25 de Abril: Cónego António Janela testemunhou Revolução dos Cravos e lembra reação do Patriarcado de Lisboa aos acontecimentos

Havia padres que «tinham um grande receio do comunismo» e «havia outros que achavam que, de facto, havia já valores que deveriam ser sublinhados», afirmou.

Foto: DR

Lisboa, 26 abr 2024 (Ecclesia) – O cónego António Janela recordou, em entrevista à Agência ECCLESIA, as memórias do dia da Revolução dos Cravos e os dias que se seguiram, revelando a tensão vivida no interior do clero, mediante a queda da ditadura.

“Quando sai a carta de 74 [sobre o contributo dos cristãos para a vida social e política], de 16 de julho de 74, essa carta não foi recebida de uma forma pacífica. E, num encontro, de clero, na Buraca, provocou um debate muito aceso. Eu era dos mais novos, mas fui atirado para a fogueira. E aquilo deu troca de palavras duras”, afirma o presidente do Instituto Diocesano da Formação Cristã.

Segundo o sacerdote, havia padres que “tinham um grande receio do comunismo” e “havia outros que achavam que, de facto, havia já valores que deveriam ser sublinhados”.

“Dois ou três dias depois, há um encontro promovido pelo sr. D. António Ribeiro, patriarca. Muito mais sereno. E, à saída, cada um passava e cumprimentava o sr. patriarca. Eu fui dos últimos, era dos mais novos. E disse ao Sr. Patriarca: ‘Olhe sr. Patriarca, eu espero que a Igreja me dê sempre a liberdade de poder expressar aquilo que, em consciência, penso. E o Patriarca D. António Ribeiro disse-me: ‘Pode ter a certeza que sim, padre Janela’”, lembra.

O presidente do Instituto Diocesano da Formação Cristã revela que aquele momento foi a “confirmação da ordenação sacerdotal que tinha sido em 65”.

Sobre o dia 25 de Abril de 1974, que marcou o fim da ditadura em Portugal, o cónego António Janela revela que tinha regressado de Roma há pouco tempo e que vivia na casa paroquial da Igreja de São Nicolau, tendo estado no epicentro dos acontecimentos.

Foto: Cónego António Janela

“Acordei com o telefone a tocar, era a minha irmã, a pedir-me por tudo que não saísse de casa: ‘Está a revolução na rua’”, recorda, referindo que ao abrir a janela viu algo singular.

“O trânsito estava em sentido inverso, porque normalmente vinham do Terreiro do Paço para a Praça da Figueira e naquela hora estavam a vir da Praça da Figueira para o Terreiro de Paço.
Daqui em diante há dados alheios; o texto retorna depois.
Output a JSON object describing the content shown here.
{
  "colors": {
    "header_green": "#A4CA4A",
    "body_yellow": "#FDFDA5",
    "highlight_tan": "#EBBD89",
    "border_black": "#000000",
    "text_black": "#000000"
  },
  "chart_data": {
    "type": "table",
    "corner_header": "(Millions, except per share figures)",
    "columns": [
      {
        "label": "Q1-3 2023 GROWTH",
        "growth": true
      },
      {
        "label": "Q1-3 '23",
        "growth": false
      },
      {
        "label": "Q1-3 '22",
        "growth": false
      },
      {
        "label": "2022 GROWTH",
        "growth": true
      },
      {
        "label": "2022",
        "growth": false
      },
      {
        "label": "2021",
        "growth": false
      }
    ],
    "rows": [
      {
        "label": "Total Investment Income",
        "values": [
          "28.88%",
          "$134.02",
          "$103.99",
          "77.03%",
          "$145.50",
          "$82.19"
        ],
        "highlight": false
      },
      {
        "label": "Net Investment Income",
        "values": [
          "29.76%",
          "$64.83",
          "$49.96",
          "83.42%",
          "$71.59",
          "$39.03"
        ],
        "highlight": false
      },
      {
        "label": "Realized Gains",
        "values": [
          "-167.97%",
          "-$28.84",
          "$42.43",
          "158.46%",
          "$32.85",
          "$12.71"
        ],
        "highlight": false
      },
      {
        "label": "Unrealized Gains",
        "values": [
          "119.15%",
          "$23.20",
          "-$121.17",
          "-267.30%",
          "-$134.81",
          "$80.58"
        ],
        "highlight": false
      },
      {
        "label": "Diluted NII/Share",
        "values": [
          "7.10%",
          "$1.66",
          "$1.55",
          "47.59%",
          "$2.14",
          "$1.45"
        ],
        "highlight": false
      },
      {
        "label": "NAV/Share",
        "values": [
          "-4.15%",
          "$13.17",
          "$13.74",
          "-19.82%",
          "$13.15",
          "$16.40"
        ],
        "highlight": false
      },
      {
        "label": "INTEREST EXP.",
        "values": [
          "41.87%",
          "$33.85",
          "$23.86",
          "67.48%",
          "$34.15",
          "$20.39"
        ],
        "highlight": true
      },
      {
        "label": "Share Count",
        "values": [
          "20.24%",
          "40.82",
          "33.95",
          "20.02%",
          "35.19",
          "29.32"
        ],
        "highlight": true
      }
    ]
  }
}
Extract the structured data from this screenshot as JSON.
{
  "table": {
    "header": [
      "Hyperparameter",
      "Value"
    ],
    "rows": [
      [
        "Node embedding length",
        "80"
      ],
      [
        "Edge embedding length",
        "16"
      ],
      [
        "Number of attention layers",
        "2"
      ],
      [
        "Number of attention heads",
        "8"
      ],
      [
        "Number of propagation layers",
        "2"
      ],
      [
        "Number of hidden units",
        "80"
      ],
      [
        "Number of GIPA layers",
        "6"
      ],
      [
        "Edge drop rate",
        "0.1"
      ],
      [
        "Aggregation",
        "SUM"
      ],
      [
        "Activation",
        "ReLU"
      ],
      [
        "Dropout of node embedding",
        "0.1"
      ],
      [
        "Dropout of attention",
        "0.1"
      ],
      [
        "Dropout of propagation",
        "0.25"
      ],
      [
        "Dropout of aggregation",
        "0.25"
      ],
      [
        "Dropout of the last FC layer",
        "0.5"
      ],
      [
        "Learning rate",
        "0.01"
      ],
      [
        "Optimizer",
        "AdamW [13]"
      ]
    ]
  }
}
Alguma coisa se passava”, pensou.

Depois de receber um telefonema da mãe a pedir para não sair de casa, o cónego António Janela adianta que não aguentou “muito tempo” e ao ouvir as notícias da rádio, deslocou-se até ao Rossio e subiu o Largo do Carmo.

“Até que, finalmente, sai uma chaimite com o Marcello Caetano e era a rendição. E foi assim que eu vivi. Depois, há um pormenor, naquela semana, entre o 25 de Abril e o 1º de Maio, e esse é inesquecível: o Rossio juntou imensa gente, gente desconhecida, mas formavam-se grupos e havia um misto de uma expectativa, o que é que isto vai dar, e, ao mesmo tempo, o júbilo daqueles que, finalmente, podíamos estar a falar sem ter ninguém ali a escutar”, descreve.

A entrevista com o cónego António Janela foi hoje transmitida no Programa ECCLESIA, na RTP2.